As climate catastrophes continue to wreak havoc on our planet, the link between climate change and the unfolding climate refugee crisis is unmistakable. One of Radical Women’s placards reads: Capital has the ability to move around the world – why can’t people? This simple question encapsulates how the capitalist system with its bloodsucking thirst for profit is stacked against rural Bangladeshis. It is devastating that people are forced to flee — their homes inundated as flooding and cyclones continue to destroy farmland and leave people in poverty and despair. Globally, we have witnessed floods devouring homes and wildfires making the air unbreathable. Big oil ignored research decades ago, which showed that carbon dioxide buildup would cause global warming and change weather patterns. Capitalism caused this crisis and is incapable of solving it.
The only solution that offers a way out of this disastrous mess is a total and complete transformation of society, and a full transition to socialism under the control of workers. But to ensure the security and longevity of this planet, we need a realistic plan to build a broad, anti-capitalist movement that will take the reins of power and direct all of society’s resources into combating climate change, while aiding those most affected around the world, such the people of rural Bangladesh. We need to recognise those fleeing climate disasters as refugees. Open the borders and welcome those forced to flee their homes.
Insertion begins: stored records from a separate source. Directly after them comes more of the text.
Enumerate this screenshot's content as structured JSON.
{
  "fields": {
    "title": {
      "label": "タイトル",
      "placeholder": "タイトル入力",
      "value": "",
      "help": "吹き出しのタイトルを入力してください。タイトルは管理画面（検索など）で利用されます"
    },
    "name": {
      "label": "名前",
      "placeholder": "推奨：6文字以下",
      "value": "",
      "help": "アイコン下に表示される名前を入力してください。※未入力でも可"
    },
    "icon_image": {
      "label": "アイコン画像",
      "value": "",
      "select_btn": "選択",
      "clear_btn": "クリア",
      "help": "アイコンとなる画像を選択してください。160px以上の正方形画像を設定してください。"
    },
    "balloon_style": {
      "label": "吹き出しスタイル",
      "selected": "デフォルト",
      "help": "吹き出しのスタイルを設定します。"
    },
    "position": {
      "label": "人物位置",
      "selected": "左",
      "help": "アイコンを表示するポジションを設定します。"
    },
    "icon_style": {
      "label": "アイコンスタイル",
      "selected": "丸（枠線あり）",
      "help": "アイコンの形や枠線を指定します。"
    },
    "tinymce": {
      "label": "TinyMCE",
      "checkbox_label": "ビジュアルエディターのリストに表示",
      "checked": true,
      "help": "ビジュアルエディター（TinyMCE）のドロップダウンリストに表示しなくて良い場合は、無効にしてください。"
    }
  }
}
Crucial to combating climate change is getting the profit motive out of the energy industry. Nationalise all spheres of this industry under workers’ control. Capitalism generates more wealth than it knows what to do with. Demand the provision of full compensation through corporate taxation to victims of the climate crisis, like the countless numbers who are now identified as climate refugees in Bangladesh.
We have the power to take control of society and reshape it to solve these issues. After all, our lives and the survival of the planet depend on it.